En fait, c’est le résultat de la politique tutrice mise en place par l’Occident après le départ de Jean-Claude Duvalier en 1986. Elle consistait à décourager la participation populaire dans des activités civiques et politiques afin de stopper l’influence du mouvement de gauche haïtien. Ainsi, Le Devoir, quotidien canadien, eut à déclarer à l’époque que « le marxisme est enseigné avec un art consommé en Haïti », illustrant ainsi la peur qui assaillait le Département d’État. L’église catholique, par l’intermédiaire de la conférence épiscopale et d’autres instances internationales influentes, avaient combattu l’engagement citoyen dans des organisations politiques. En lieu et place d’instruments politiques viables, on a vu de préférence l’émergence de personnalités politiques dans les médias que les ambassades s’empressèrent d’utiliser au moment où le système faisait face à de fortes résistances populaires. Donc, au cours des élections en Haïti, on ne vote pas pour des partis ou des organisations politiques mais pour des individus. Il est plus facile de trouver des accords avec un homme qu’avec un groupe d’hommes, surtout lorsqu’il s’agit de coups bas contre l’intérêt national. D’autre part, l’unité de la nation haïtienne fait peur aux « maitres d’Haïti », ils ne veulent pas être témoins de la réédition d’un 1er janvier 1804en ces temps modernes.

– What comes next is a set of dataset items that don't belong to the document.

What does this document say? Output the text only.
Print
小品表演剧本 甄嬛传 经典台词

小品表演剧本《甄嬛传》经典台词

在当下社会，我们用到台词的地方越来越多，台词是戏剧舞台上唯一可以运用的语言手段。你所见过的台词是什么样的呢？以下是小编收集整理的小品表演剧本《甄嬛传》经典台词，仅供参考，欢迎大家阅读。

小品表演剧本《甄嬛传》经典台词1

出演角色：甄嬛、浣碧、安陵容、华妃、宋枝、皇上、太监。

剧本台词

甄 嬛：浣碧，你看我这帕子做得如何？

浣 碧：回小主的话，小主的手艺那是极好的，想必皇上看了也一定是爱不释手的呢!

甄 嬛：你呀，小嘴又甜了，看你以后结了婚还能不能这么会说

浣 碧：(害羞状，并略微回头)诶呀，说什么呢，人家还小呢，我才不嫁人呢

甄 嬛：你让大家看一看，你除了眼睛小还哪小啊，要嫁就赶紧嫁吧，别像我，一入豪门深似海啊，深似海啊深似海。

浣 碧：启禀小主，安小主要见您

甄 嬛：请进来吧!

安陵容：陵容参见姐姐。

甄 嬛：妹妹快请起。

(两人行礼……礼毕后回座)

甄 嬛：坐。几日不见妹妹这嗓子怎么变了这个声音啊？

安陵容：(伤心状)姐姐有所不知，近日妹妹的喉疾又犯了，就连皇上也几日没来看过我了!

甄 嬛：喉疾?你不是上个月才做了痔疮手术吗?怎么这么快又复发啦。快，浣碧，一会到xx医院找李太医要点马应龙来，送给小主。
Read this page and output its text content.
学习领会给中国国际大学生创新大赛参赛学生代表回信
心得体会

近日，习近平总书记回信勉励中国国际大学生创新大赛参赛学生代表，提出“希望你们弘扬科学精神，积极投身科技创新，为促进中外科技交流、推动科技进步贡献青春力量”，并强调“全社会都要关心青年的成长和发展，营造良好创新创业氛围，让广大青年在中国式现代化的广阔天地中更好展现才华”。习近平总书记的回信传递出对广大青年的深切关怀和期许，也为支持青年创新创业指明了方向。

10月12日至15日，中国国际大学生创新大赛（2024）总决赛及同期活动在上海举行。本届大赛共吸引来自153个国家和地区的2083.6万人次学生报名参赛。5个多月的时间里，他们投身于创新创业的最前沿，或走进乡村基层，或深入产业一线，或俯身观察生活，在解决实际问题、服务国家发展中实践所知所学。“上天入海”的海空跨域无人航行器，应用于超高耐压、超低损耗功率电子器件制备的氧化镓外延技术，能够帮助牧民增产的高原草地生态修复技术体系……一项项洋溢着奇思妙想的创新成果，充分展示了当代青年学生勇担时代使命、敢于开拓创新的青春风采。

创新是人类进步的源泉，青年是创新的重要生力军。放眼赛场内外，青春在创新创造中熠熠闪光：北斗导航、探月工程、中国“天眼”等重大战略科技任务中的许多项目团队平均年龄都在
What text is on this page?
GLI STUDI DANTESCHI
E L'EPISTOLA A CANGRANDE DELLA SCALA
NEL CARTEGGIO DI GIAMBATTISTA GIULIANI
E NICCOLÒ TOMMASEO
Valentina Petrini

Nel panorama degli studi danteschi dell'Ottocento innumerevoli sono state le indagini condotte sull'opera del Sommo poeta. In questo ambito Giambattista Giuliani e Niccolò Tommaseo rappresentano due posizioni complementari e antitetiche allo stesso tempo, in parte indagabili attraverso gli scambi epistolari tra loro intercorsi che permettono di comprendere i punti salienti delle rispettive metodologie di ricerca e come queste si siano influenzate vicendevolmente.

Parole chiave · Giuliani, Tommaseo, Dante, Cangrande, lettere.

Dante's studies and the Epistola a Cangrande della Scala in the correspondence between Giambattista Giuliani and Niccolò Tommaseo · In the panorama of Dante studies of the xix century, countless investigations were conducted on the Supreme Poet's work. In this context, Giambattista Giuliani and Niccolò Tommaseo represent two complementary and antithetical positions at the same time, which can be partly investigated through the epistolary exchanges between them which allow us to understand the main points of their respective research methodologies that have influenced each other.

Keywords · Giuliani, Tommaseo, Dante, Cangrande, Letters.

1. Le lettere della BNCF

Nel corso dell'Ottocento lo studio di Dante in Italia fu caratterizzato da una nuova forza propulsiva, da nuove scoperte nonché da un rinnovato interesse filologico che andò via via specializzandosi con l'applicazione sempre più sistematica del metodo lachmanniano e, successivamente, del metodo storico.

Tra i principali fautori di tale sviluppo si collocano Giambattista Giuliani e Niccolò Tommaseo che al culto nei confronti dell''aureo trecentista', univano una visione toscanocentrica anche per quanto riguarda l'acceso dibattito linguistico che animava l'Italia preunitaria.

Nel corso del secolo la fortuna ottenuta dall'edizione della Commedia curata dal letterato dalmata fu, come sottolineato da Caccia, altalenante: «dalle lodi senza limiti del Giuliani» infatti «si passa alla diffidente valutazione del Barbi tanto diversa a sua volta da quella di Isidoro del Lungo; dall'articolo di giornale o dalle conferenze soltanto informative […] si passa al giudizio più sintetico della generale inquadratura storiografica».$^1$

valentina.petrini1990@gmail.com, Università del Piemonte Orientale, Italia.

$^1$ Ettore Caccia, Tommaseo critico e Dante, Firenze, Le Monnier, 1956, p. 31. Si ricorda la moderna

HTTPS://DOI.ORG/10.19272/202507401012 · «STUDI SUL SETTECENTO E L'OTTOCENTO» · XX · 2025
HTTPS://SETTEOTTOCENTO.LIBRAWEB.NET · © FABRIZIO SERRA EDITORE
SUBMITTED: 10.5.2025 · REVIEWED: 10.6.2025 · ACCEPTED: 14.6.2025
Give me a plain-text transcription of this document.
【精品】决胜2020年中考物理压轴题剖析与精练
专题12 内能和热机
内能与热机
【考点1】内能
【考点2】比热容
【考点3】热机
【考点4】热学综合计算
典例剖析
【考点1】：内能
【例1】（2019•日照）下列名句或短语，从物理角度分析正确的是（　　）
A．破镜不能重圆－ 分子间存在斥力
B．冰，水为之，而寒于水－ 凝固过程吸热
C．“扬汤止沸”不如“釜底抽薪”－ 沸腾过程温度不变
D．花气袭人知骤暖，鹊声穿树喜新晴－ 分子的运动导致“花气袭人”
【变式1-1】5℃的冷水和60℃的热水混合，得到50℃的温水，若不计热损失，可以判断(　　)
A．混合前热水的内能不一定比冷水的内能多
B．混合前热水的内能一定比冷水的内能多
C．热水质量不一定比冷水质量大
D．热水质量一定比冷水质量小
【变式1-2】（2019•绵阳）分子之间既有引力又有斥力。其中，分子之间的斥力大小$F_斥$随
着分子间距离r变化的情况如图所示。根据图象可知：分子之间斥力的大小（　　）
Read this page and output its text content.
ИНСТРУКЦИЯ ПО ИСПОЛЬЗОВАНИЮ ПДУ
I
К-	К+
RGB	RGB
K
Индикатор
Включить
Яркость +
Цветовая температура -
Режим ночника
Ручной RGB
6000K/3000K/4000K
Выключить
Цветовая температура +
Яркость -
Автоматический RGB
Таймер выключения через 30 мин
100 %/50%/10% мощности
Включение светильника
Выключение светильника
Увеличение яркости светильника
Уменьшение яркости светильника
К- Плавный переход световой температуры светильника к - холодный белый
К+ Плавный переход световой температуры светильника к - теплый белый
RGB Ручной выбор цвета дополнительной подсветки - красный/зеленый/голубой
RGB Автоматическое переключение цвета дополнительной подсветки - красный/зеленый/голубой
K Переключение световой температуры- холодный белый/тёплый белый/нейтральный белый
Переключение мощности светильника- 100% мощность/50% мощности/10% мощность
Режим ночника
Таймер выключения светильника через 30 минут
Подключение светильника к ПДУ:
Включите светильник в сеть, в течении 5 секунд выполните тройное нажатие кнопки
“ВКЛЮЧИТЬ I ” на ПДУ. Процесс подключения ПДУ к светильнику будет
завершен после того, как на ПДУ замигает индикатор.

La crise postélectorale qui menace de plonger non seulement le pays mais toute la région dans une spirale de crise humanitaire sans précédent, retient l’attention de tous les acteurs. Ainsi, la Maison Blanche a organisé une importante réunion le weekend écoulé à laquelle prenait place le président américain lui-même, sa Secrétaire d’État, Mme Hillary Clinton et l’ancien président Bill Clinton, afin de décider de la nouvelle crise née des élections du 28 novembre 2010. Ce n’était pas la première réunion, ce ne sera sans doute pas la dernière, mais les résultats resteront les mêmes parce que c’est l’implication de l’Internationale dans les affaires haïtiennes qui est le problème.

A ce propos, il faut citer le diplomate brésilien Ricardo Seintefus, l’un des rares qui a cassé la corde traditionnelle diplomatique en critiquant ouvertement l’implication de l’Internationale en Haïti. Il a déclaré, et je cite, que : « s’il existe une preuve de l’échec de l’aide internationale, c’est bien Haïti ». Il poursuivait pour ajouter que « les coopérants sont pressés et Haïti est trop complexe pour des gens pressés ». Ce à quoi il faut ajouter que les coopérants agissent avec des recettes en poche, tandis qu’en sciences humaines les recettes conduisent toujours au désastre. L’échec de l’Internationale dans le continent africain, tels que : Soudan, Ethiopie, Centre-Afrique… et dans d’autres régions du monde est la conséquence de l’option facile, sans tenir compte des particularités régionale et nationale des peuples. On peut imaginer la suite, Mr Seitenfus va être convoqué par son chef hiérarchique afin de s’expliquer, il sera probablement démis de ses fonctions. C’est comme dans la Rome antique : « la femme de César doit être au-dessus de tout soupçon ».

Les valets locaux, quoique très présents, font face à une grave crise d’identité en tant que groupes sociaux. La bourgeoisie haïtienne, forte de ses descendants arabes et européens, a étalé au grand jour son égarement idéologique en tant que classe. Les riches, logiquement, devraient accompagner le candidat industriel Charles Henry Baker, dans sa marche vers la présidence. Cependant, dignes du mercenariat, ils se sont morcelés plutôt sous forme de mosaïque sans objectif de classe. L’important pour eux, c’est de se positionner stratégiquement afin de recueillir des dividendes du prochain pouvoir établi. Ils s’éparpillent chez tous les candidats ; certains ne jurent que par Jude Célestin, telles que les familles Baussan, Vorbe, Meys et Brandt ; d’autres s’alignent honteusement derrière Martelly, allias Tisimone, dont Tippenhauer, Colt, Bigio… pendant qu’une bonne partie finance la campagne de Lesly Voltaire, Jacques Edouard Alexis, Jean Henri Céant, Manigat…Donc, ils jouent à « qui perd, gagne ».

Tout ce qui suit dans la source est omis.